Je vis a Kharkiv. Des hôpitaux, l'écoparc, le parc central ont été bombardés... Je pense aussi aux installations touristiques et médicales où les Russes venaient se détendre ou se faire soigner. Imaginez, la ligne de front était à 300 ou 500 mètres de l'écoparc, les bombes et les obus volaient au-dessus des animaux. Et des animaux devenaient fous, essayaient de s'échapper, frappaient sur les barreaux. Il y a eu une énorme opération pour les sauver.
Lorsque j'ai parlé des touristes avec la direction de cet écoparc, ils m'ont répondu : "Les Russes étaient des touristes, nos invités jusqu'en 2013/2014. Et ils savaient où ils frappaient. Ils venaient chez nous pour se faire soigner les dents, pour accoucher, pour des opérations chirurgicales, et puis ils ont bombardé et détruit toutes ces infrastructures."
Savez-vous ce qui a été bombardé ? Les universités. La meilleure université de l'est de l'Ukraine, l'Université nationale de Kharkiv... Les Russes ont tenté un écocide en bombardant une installation nucléaire qui produisait des médicaments pour les patients atteints de cancer et pour la recherche scientifique.
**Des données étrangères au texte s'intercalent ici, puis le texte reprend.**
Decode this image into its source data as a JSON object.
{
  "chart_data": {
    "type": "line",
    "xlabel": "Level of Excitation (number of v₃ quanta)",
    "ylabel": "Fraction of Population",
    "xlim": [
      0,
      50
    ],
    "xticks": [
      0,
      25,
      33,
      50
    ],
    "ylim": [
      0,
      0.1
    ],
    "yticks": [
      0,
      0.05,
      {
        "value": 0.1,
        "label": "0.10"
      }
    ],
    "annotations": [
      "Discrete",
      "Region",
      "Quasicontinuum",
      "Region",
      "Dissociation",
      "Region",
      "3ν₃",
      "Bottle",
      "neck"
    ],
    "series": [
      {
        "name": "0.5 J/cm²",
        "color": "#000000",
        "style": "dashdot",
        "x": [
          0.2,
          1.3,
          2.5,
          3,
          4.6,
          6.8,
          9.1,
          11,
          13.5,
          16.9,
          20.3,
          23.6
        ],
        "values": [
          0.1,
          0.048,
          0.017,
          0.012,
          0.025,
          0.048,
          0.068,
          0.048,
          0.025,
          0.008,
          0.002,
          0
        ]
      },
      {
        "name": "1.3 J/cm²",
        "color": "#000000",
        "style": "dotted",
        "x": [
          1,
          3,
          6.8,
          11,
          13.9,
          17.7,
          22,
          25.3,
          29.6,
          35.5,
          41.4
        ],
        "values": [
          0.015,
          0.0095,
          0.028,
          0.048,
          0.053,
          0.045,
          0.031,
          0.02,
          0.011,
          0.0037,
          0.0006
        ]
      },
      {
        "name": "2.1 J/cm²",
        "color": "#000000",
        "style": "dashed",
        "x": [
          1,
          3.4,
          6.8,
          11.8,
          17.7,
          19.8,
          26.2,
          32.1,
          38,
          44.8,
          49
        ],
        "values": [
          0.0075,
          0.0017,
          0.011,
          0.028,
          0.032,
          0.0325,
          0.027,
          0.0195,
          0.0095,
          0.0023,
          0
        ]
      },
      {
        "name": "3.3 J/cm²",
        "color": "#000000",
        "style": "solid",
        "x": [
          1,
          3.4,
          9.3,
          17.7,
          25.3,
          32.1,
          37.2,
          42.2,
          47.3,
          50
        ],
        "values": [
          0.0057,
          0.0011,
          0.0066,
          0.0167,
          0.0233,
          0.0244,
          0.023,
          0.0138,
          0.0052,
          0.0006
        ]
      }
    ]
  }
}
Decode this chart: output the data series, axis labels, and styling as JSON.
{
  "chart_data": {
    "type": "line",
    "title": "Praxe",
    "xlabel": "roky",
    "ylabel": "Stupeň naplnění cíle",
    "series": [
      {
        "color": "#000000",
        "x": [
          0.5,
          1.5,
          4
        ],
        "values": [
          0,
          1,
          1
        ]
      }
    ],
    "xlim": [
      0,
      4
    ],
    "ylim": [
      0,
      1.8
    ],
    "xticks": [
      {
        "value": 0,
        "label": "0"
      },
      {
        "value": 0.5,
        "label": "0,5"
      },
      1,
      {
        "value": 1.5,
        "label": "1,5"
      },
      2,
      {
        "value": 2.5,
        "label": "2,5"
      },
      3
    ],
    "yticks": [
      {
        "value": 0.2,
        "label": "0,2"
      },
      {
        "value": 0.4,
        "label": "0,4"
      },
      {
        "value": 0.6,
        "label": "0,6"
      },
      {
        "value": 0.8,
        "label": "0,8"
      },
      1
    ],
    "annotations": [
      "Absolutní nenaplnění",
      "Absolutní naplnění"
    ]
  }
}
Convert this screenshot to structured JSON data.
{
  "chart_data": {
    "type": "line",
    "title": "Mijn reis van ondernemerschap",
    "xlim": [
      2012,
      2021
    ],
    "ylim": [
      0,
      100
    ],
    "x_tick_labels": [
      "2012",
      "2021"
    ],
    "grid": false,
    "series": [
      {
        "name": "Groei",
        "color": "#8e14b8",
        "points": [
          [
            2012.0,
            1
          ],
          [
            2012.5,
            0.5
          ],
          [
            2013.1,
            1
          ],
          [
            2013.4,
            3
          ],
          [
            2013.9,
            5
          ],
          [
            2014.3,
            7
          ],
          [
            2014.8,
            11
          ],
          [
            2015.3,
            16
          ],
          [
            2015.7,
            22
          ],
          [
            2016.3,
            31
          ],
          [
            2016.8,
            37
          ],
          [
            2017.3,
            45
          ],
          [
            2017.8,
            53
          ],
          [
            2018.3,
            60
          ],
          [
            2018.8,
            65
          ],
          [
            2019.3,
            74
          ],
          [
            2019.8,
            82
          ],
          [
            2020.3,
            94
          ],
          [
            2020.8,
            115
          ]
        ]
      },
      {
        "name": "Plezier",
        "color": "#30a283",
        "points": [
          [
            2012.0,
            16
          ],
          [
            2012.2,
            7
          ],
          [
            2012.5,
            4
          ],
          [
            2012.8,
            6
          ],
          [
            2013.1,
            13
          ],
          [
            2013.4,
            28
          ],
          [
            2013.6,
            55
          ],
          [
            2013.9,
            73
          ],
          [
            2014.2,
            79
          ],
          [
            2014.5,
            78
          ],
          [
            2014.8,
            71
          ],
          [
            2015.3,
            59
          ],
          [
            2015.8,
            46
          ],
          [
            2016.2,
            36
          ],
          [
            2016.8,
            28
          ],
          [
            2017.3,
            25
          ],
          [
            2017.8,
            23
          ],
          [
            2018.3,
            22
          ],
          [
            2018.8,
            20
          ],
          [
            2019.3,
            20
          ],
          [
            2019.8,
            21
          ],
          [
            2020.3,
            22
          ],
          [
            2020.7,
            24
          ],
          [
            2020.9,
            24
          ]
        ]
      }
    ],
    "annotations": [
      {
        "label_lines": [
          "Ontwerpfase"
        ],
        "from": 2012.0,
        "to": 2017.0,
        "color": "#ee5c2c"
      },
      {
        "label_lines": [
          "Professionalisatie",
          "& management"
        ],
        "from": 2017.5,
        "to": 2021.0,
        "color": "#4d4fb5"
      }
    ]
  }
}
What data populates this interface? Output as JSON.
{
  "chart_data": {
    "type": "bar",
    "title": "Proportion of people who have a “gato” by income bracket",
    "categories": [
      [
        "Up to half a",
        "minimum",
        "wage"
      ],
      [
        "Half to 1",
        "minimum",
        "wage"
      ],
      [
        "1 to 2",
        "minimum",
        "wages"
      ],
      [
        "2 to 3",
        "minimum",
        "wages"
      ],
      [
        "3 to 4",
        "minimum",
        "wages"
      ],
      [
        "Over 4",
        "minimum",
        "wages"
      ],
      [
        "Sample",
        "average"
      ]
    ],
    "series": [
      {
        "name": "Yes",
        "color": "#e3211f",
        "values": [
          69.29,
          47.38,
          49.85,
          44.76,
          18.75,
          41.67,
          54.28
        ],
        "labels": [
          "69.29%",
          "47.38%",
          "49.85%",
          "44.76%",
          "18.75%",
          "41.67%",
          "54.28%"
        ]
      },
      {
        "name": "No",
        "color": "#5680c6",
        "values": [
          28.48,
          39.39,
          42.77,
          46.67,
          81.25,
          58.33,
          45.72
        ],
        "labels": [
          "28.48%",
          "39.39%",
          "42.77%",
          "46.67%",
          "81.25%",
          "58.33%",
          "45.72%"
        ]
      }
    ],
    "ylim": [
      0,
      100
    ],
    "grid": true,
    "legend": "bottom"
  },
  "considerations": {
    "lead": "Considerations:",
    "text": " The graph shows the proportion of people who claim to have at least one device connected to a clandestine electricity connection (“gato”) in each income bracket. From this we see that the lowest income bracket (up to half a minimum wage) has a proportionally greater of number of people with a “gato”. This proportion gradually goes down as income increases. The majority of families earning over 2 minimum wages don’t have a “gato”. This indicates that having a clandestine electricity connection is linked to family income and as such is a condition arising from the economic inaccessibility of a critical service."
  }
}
Les Américains nous ont aidés à créer cette installation à l´Institut national de physique et de technologie de Kharkiv en 2011/2012, jusqu'en 2015. C'était une installation unique... Et les Russes ont envoyé une série de frappes aériennes et d'obus de mars à septembre 2023. Ils voulaient ainsi provoquer une catastrophe nucléaire en Ukraine. Il aurait pu s'agir d'une zone de désastre environnemental de dix kilomètres de long...
Alors n´ayez pas de doutes sur le fait que la majorité des Ukrainiens est désireuse d'adhérer à l'Union européenne. Nous voulons vivre dans le respect des droits de l'Homme, de l'économie et de la lutte contre la corruption. Nous voulons être un pays uni, et nous sommes principalement intéressés par la liberté des journalistes, des militants civiques, des comédiens, des musiciens... Nous voulons vivre honnêtement et mener une vie normale. Nous ne voulons pas vivre comme des menteurs... comme des mendiants intellectuels, comme des créatures matérialistes... comme en Russie. Pour nous, il s'agit avant tout de liberté individuelle, de respects des êtres humains, de l'inclusion de tous.